FOR IMMEDIATE RELEASE
Thursday, July 03, 2014
Contact: Dave Wellman, Director of Communications (304) 696-7153
HSTA Summer Institute to attract 112 students from southern West Virginia
HUNTINGTON, W.Va. – About 112 high school students from southern West Virginia will visit Marshall University’s Huntington campus July 13-18 to take part in the annual Health Sciences and Technology Academy (HSTA) Summer Institute, conducted in collaboration with West Virginia University.
This will be the 10th year of “Fun With Science” at Marshall, which enables the students to learn more about science and the opportunities that are available to students majoring in science.
“The Health Sciences and Technology Academy's (HSTA) vision was founded in 1994 on the faith, resilience, spirit and commitment of individuals, communities and universities throughout the state,” said Ann Chester, state director of HSTA. “HSTA is a 9th-12th grade math and science enrichment program built in West Virginia, by West Virginians, for West Virginians which encourages aspirations, opens doors, and empowers minority and underrepresented students and communities.

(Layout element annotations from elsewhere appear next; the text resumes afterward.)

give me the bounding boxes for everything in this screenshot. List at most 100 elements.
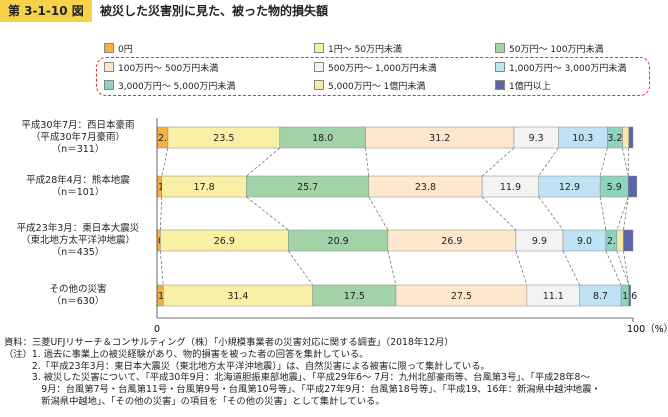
connector-line: [538, 196, 564, 231]
bar-segment: [628, 126, 634, 149]
legend-item: 1円～ 50万円未満: [314, 43, 402, 55]
data-label: 11.1: [543, 291, 564, 302]
data-label: 9.3: [529, 133, 544, 144]
data-label: 31.2: [429, 133, 450, 144]
category-label-line: （n＝435）: [51, 246, 105, 258]
category-label-line: その他の災害: [49, 283, 107, 295]
connector-line: [246, 147, 281, 177]
category-label: 平成23年3月：東日本大震災 （東北地方太平洋沖地震） （n＝435）: [4, 223, 152, 259]
category-label-line: 平成30年7月：西日本豪雨: [21, 119, 135, 131]
data-label: 26.9: [214, 236, 235, 247]
data-label: 31.4: [227, 291, 248, 302]
category-label-line: （東北地方太平洋沖地震）: [20, 234, 135, 246]
data-label: 20.9: [328, 236, 349, 247]
data-label: 26.9: [441, 236, 462, 247]
connector-line: [288, 250, 313, 286]
bar-segment: [627, 175, 638, 198]
legend-swatch: [104, 62, 114, 72]
connector-line: [562, 250, 581, 286]
data-label: 2.3: [607, 236, 622, 247]
category-label-line: （n＝630）: [51, 295, 105, 307]
category-label: 平成30年7月：西日本豪雨 （平成30年7月豪雨） （n＝311）: [4, 120, 152, 156]
source-note: 資料：三菱UFJリサーチ＆コンサルティング（株）「小規模事業者の災害対応に関する…: [4, 337, 454, 348]
note-1: （注）1. 過去に事業上の被災経験があり、物的損害を被った者の回答を集計している…: [4, 348, 369, 360]
data-label: 8.7: [593, 291, 608, 302]
data-label: 10.3: [572, 133, 593, 144]
x-tick-label: 100（%）: [627, 323, 668, 335]
data-label: 5.9: [607, 182, 622, 193]
legend-label: 5,000万円～ 1億円未満: [328, 82, 426, 92]
legend-label: 3,000万円～ 5,000万円未満: [118, 82, 236, 92]
figure-number: 第 3-1-10 図: [0, 0, 92, 22]
data-label: 9.9: [532, 236, 547, 247]
connector-line: [159, 196, 163, 231]
note-3: 3. 被災した災害について、「平成30年9月：北海道胆振東部地震」、「平成29年…: [4, 372, 590, 384]
legend-item: 500万円～ 1,000万円未満: [314, 62, 437, 74]
notes: 資料：三菱UFJリサーチ＆コンサルティング（株）「小規模事業者の災害対応に関する…: [4, 337, 664, 408]
category-label-line: 平成28年4月：熊本地震: [26, 174, 130, 186]
data-label: 18.0: [312, 133, 333, 144]
note-2: 2.「平成23年3月：東日本大震災（東北地方太平洋沖地震）」は、自然災害による被…: [4, 360, 490, 372]
connector-line: [616, 196, 629, 231]
connector-line: [481, 196, 517, 231]
connector-line: [616, 250, 630, 286]
bar-segment: [616, 229, 624, 252]
data-label: 23.8: [415, 182, 436, 193]
bar-segment: [623, 229, 634, 252]
category-label-line: （n＝101）: [51, 186, 105, 198]
connector-line: [515, 250, 528, 286]
bar-segment: [622, 126, 629, 149]
legend-label: 50万円～ 100万円未満: [509, 45, 604, 55]
connector-line: [365, 147, 370, 177]
connector-line: [246, 196, 289, 231]
legend-item: 100万円～ 500万円未満: [104, 62, 218, 74]
category-label: 平成28年4月：熊本地震 （n＝101）: [4, 175, 152, 199]
connector-line: [623, 196, 629, 231]
legend-label: 500万円～ 1,000万円未満: [328, 64, 437, 74]
figure-header: 第 3-1-10 図 被災した災害別に見た、被った物的損失額: [0, 0, 668, 22]
bar-segment: [628, 284, 631, 307]
figure-title: 被災した災害別に見た、被った物的損失額: [100, 4, 329, 18]
stacked-bar-chart: 2.323.518.031.29.310.33.21.017.825.723.8…: [154, 118, 668, 335]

“This partnership brings students and teachers to campuses each summer for laboratory and classroom training and activities. The partnership then provides the infrastructure and support for community-based science projects mentored by scientists, teachers, health professionals, students and volunteer community leaders during the school year. Through HSTA, our students and alumni are building a better tomorrow by improving our education, our lifestyles, our health literacy and our communities today.”
The week will get underway at 5 p.m. Sunday, July 13, with the annual HSTA Summer Institute kickoff dinner in room BE5, located on the lower level of the Memorial Student Center on the Huntington campus. All 112 students, plus many HSTA club teachers, HSTA field site coordinators and MU department chairs, faculty and staff will attend the dinner.
“This statewide initiative was created to inspire and teach first-generation, rural and African American youth to attend college and offset the disparity of this population in science and health care professions,” said David Cartwright, director of the HSTA summer Institute.
Cartwright said the program is important for the HSTA students in many ways. One of the most important, he said, is that they find Marshall to be a warm and friendly place so that in the future, they may choose MU as their university.
The goal of HSTA is to increase the number of underrepresented and minority students who complete a postsecondary education in the health professions and remain in West Virginia as primary caregivers. The program was established with 45 students from two counties in 1994.
Co-directors of the event are Maurice Cooley, Dr. Girmay Berhie and Mark Mallory. Helen Bonham will assist Cartwright, Cooley, Berhie and Mallory.